Thanks for an interesting and challanging prompt today Laura. I had a lot of fun being stretched by the challanges of this one
your book title inspiration put pure gold in that cascade
Thank you for hosting Laura. I went supersonic with the prompt today. Great fun! 🙂👍🏼✌🏼🫶🏼🤪
yes and it was a playful read with an undertow we all feel
Wow, this was a challenge, Laura! It’s fun to give it a try, though. How about just some honey-roasted peanuts and a glass of bubbly?
after that heartfelt letting go, you deserve the bubbly!
Thanks, Laura!
Hello all! 👍🏼🙂 Here is my variation on the Cascade. A,B,C,D,E – x,x,f,f,A – x,x,g,g,B – x,x,h,h,C – x,x,i,i,D – x,x,j,j,E You should try it, it’s fun! The added challenge is having to rhyme line 3&4 in each stanza. Just a thought.

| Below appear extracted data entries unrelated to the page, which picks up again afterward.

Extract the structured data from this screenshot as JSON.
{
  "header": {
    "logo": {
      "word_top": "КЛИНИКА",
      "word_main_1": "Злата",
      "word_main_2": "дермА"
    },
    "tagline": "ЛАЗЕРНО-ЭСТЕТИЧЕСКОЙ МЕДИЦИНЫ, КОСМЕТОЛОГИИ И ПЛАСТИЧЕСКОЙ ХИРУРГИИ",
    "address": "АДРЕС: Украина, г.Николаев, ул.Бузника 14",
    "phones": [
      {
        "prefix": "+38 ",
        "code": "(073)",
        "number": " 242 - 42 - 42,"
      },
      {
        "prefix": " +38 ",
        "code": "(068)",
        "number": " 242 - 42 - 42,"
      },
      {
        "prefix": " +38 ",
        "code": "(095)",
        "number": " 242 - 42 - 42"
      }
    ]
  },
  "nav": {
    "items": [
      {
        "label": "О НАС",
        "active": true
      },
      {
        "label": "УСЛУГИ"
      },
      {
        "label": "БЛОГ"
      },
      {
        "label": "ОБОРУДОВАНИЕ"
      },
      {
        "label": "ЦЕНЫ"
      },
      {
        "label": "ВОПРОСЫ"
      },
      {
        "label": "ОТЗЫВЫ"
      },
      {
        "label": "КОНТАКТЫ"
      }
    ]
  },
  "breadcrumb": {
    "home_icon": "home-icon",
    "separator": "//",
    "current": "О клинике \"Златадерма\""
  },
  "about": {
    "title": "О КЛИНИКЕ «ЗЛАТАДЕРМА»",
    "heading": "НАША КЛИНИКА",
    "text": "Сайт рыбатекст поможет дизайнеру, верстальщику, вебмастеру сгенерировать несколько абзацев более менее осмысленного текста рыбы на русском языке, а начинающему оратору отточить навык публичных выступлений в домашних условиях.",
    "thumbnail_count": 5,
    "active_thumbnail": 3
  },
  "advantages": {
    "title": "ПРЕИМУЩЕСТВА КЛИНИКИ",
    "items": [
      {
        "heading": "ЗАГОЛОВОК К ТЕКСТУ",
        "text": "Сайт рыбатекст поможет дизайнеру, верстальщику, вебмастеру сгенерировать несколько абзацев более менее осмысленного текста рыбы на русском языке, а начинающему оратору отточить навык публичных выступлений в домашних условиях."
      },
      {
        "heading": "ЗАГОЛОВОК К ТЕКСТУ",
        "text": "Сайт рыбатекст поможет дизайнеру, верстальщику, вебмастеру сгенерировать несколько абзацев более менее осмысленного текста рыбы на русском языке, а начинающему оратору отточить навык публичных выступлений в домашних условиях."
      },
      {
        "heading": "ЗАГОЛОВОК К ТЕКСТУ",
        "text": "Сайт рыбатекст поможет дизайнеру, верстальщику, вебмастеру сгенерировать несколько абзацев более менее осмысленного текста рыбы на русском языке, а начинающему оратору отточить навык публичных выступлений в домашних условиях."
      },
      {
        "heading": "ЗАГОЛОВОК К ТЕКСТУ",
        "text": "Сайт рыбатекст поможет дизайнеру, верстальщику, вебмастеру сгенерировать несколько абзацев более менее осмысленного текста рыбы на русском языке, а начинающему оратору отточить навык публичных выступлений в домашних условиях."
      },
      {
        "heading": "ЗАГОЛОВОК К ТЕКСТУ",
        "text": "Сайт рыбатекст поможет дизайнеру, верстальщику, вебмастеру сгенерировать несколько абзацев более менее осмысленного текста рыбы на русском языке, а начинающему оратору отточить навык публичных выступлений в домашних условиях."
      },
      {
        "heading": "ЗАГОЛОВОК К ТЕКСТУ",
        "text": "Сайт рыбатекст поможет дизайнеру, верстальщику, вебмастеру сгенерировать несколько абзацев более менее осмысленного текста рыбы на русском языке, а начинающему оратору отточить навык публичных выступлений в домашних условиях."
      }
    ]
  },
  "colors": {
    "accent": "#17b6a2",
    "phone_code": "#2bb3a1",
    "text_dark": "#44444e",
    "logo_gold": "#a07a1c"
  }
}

yes more of a challenge Rob but ‘the cascade’ should be kept to the purist structure as given by its creator Udit Bhatia. Also the repetitions/refrains are a kind of echo that can become lost with the added rhymes. You may like to try it out on OLN though without the umbrella of ‘cascade’
though I’ve read that rhymes are optional as long as they do not bring meter with them
but when I wrote my cascade poem the occasional rhymes came as accidentals and I had to work on removing them as the refrain sounded better without - internal rhymes might do well though.
I love repeating poetry forms, so I’ll try to fit this into something I’m working on. (K)
intrigued – will keep a look out
Tomorrow (probably) with my Year of the Dragon post. I’m working on it…
Finally got it posted on memadtwo.
Now I need a whiskey 🙂 that was fun to try – thank you for introducing this.
it brought out the best use of silence Paul so here’s a dram for you
Thank you for hosting, Laura. I enjoyed writing this one. 🙂
It felt strange to write verse without rhythm, like singing a quarter-tone. I think I managed it.
Yikes where did the time go? I wanted to give this a try and finally did. I’ve just linked it in the OLN #356 spot.
Thank you for the prompt and the time and energy it takes.